Hidden Wisdom: A Guide to the Western Inner Traditions
Hidden Wisdom: A Guide to the Western Inner Traditions
By Richard Smoley and Jay Kinne
New York: Penguin/Arkana, 1999, Paperback, xxvi + 389 pages.
This book is a travel guide to the realms of contemporary esoteric thought and practice. In twelve chapters it covers the following territories: Jungian psychology; Gnosticism: esoteric Christianity and the Course in Miracles with a brief nod to the Liberal Catholic Church; Kabbalah; magic in the line of Eliphas Levi, the Golden Dawn, Aleister Crowley, and Dion Fortune; Wicca, Neopaganism, Voodoo (Santeria or Macumba), and Satanism; shamanism, including Amerindian practice and Carlos Castaneda; Hermetic alchemy and the Tarot; the Gurdjieff Work and the enneagram; Sufism; Rosicrucianism, Freemasonry and the Templars, Theosophy, Krishnamurti, and Anthroposophy; and the New Age, Alice Bailey, Edgar Cayce, the human potential movement, and transpersonal psychology.
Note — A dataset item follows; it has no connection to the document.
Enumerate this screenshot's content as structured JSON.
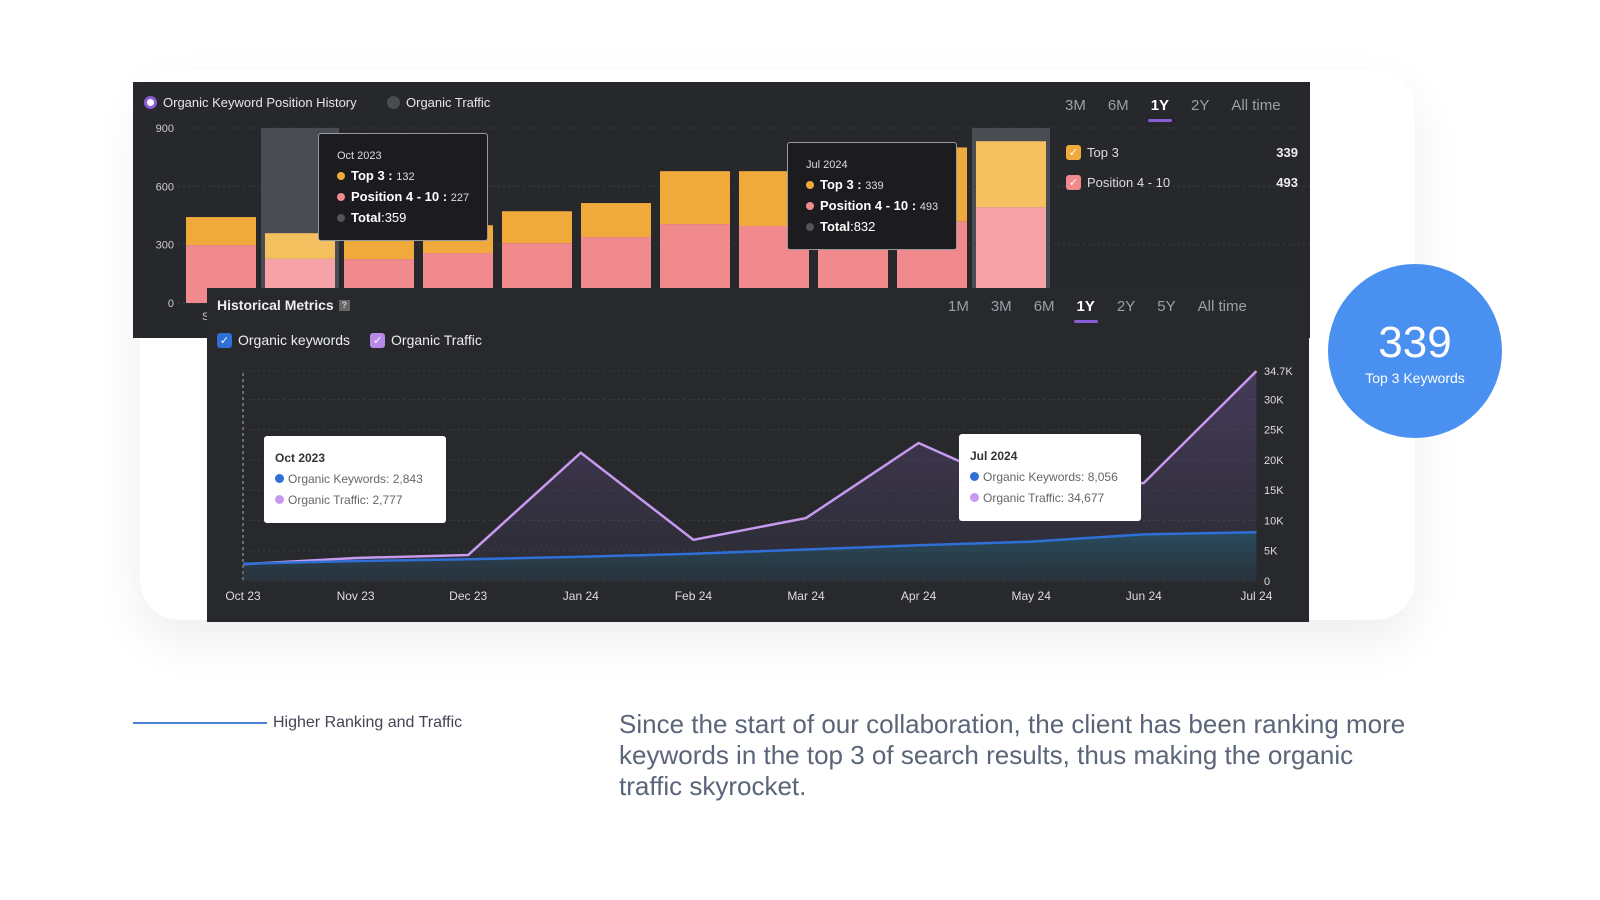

With such scope, inevitably the tour has about it an if-today-is-Tuesday-this-must be- Belgium quality. Yet, despite the breathless rush past so many metaphysical sites, the authors, who were both editors of the now defunct Gnosis magazine, do a commendable job of outlining the essentials of present-day movements. For many of the movements, they present basic ideas and practices, history, historical antecedents, and current status. Some are given short shrift: Krishnamurti is treated only as a transition from Theosophy to Anthroposophy, and Co-Freemasonry receives only a passing mention and docs not even get into the index although, at least in its Anglo version, it is the most esoteric of Masonic organizations. The editors also have, perhaps not surprisingly, a slight Gnostic bias.
The virtue of the book is that the authors approach their subjects with sympathetic objectivity and factualness. For readers interested in learning something about present-day esoteric movements and their variety, this book is a good place to start.